(1) Simon Franklin Plant (2) Daniel Plant (Administrators Of Relentless Software Ltd) v (1) Vision Games 1 Ltd (2) Ultimate Finance Ltd (3) Thincats Loan Syndicates Ltd (4) Relentless Vision 1 Ltd (20


The court interpreted agreements by which a video games development company had agreed to accept funding from a loan company, secured by various charges. In particular, it determined that the funder had no security or other proprietary interest in monies in the company's bank accounts, derived from tax credits.


The administrators of a company applied for determination of the preliminary issue of whether the first and/or fourth respondent had any security or other proprietary interest in monies in the company's bank accounts.

The company was a video games developer. It had entered into three development and sales agreements (DSAs) with the first respondent, whereby the first respondent provided funding in return for various securities. The DSAs set up two payment streams. The first was for the funds provided by the first respondent and was paid into a "production account" in the name of the fourth respondent, a wholly-owned subsidiary of the company. The second was for net sales revenue and was paid into a different account. The company executed a deed of charge to secure all its existing and future liabilities to the first respondent. The charged property included "book debts" which were defined as "all present and future book and other debts and monetary claims due or owing to [the Company] in respect of the Products...". The "products" were the games funded by the DSAs. The DSAs required the company to collect in and realise all book debts, pay the proceeds into a designated bank account and hold them on trust for the first respondent. No designated account was ever set up. The fourth respondent also granted a debenture to the first respondent, by which it charged all its assets as security for payment of all its present and future liabilities to the first respondent. That included a fixed charge over all "book debts" and all monies standing to the credit of the fourth respondent's accounts with any bank, which included the production account. The definition of "book debts" in the debenture was similar to that contained in the company's deed of charge: it included debts and money claims due to the fourth respondent in respect of products. The company had claimed video games tax relief. The DSAs provided that the company and the fourth respondent should procure that all tax credits were paid into the production account. The company subsequently needed further funding and entered into secured funding arrangements with the second and third respondents. The first respondent requested that any tax credits should be paid directly into the production account rather than to the company so that they would not be dissipated or come under the control of other secured creditors. The company received a tax credits payment of £190,000 from HMRC, paid into its trading bank account. Shortly afterwards, it entered administration.

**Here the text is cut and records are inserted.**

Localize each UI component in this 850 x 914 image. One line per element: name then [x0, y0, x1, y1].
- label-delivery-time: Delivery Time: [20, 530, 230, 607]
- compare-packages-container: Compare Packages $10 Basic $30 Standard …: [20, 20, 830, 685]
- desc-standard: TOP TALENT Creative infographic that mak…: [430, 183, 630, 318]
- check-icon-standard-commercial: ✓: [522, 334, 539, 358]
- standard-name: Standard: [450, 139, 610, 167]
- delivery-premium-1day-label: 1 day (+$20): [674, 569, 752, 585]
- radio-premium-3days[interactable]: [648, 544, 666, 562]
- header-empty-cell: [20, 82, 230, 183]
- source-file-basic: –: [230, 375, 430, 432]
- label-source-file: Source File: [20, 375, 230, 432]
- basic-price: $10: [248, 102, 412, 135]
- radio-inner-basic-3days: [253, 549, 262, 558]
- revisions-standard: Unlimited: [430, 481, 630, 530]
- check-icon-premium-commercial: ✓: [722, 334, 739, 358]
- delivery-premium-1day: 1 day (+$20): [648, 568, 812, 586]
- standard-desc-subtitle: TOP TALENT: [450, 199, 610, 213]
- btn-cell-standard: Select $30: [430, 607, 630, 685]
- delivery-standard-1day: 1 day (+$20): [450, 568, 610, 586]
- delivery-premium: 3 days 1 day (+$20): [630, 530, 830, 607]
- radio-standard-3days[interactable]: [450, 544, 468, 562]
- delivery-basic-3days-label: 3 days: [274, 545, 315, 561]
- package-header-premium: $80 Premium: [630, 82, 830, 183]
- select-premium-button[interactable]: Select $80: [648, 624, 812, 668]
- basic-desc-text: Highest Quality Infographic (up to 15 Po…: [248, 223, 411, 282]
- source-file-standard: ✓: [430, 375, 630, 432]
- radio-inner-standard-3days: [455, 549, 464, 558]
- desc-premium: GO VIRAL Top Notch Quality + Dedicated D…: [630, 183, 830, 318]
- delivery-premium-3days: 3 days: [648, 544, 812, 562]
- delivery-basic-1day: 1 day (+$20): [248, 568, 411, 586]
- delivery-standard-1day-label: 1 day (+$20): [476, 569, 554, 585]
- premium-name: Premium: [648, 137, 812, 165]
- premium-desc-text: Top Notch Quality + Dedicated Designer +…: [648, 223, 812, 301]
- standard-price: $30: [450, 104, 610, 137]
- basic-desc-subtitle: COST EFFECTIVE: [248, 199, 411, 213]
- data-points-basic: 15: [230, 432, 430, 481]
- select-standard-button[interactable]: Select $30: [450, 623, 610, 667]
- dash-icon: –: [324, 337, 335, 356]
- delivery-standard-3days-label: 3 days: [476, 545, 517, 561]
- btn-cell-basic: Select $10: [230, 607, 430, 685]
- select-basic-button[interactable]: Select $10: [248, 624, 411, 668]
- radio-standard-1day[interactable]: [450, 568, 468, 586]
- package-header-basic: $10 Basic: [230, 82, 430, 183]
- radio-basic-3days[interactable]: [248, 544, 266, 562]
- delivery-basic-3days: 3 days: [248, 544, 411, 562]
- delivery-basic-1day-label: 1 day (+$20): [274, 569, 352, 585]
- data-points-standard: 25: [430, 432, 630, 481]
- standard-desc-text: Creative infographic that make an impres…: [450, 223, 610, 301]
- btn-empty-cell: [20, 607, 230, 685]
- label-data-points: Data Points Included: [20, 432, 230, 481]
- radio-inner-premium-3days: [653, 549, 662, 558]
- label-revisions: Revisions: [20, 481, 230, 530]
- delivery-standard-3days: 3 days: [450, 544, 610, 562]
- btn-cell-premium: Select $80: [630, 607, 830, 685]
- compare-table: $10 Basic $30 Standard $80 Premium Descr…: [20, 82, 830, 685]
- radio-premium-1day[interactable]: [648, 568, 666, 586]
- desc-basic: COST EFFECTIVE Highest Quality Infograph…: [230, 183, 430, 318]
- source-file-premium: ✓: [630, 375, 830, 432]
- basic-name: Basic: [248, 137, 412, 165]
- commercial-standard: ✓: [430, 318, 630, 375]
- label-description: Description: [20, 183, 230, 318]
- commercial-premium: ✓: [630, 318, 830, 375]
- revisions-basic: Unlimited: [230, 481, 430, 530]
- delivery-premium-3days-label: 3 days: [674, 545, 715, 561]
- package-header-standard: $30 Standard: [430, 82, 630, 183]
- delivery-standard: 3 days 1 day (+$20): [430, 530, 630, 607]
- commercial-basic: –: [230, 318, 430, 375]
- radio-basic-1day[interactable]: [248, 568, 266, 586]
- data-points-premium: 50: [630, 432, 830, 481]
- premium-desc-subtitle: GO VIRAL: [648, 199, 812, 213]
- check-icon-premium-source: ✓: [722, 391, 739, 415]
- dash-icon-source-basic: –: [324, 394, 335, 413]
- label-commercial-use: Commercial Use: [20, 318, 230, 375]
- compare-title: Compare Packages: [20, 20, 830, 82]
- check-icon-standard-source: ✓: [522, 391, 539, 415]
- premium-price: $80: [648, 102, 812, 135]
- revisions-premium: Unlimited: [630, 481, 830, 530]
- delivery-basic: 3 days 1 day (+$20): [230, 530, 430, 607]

Did the company's charge over book debts apply to the tax credits? No. The tax credits were not part of the payment stream and were not to be paid into the designated account. In the absence of any express provision about what was to be done with any tax credits paid into the production account, on the face of it the fourth respondent had the power to deal with them without requiring the first respondent's consent. If the first respondent had any interest in or right of control over monies in the production account, it could only arise under the fourth respondent's debenture. However, the tax credits could not be book debts because they were not sums due to the fourth respondent in respect of products. They were to be paid to the fourth respondent by virtue of the company's obligation to the first respondent under the DSA, not because of any obligation owed by any person to the fourth respondent. There were no restrictions in the debenture on the fourth respondent's ability to deal with monies in the production account unless and until the security in the debenture was enforced. It followed that the charge created by the fourth respondent over that account, although stated to be a fixed charge, was to be construed only as a floating charge. Further, any charge created by the fourth respondent over monies in the production account would attach only to any beneficial interest which the fourth respondent had in those monies, but the fourth respondent had no beneficial interest in the tax credits. The contractual and security documents treated tax credits in a materially different manner from other sums that would be regarded as book debts. They were not subject to the contractual controls through the mechanism of payment into a designated account but were to be dealt with in a wholly different manner by payment into an account in the fourth respondent's name. They were not intended to be treated as book debts for the purpose of the security created by the company (see paras 29-40 of judgment).

Was there a specifically enforceable contract giving the fourth respondent a proprietary interest in the tax credits? No. The obligation to pay the tax credits into the production account held by the fourth respondent did not amount to a specifically enforceable contract to transfer or charge the tax credits and did not pass an immediate beneficial interest in the tax credits to the fourth respondent (para.48).

Was the first respondent entitled to a proprietary estoppel? No. The company had not offered assurances or made representations that the first respondent would acquire any proprietary interest in the tax credits (paras 50-58).

Determination of preliminary issue - In relation to the monies derived from the tax credits, the first and fourth respondents had no security or other interest in any bank account of the company (para.59).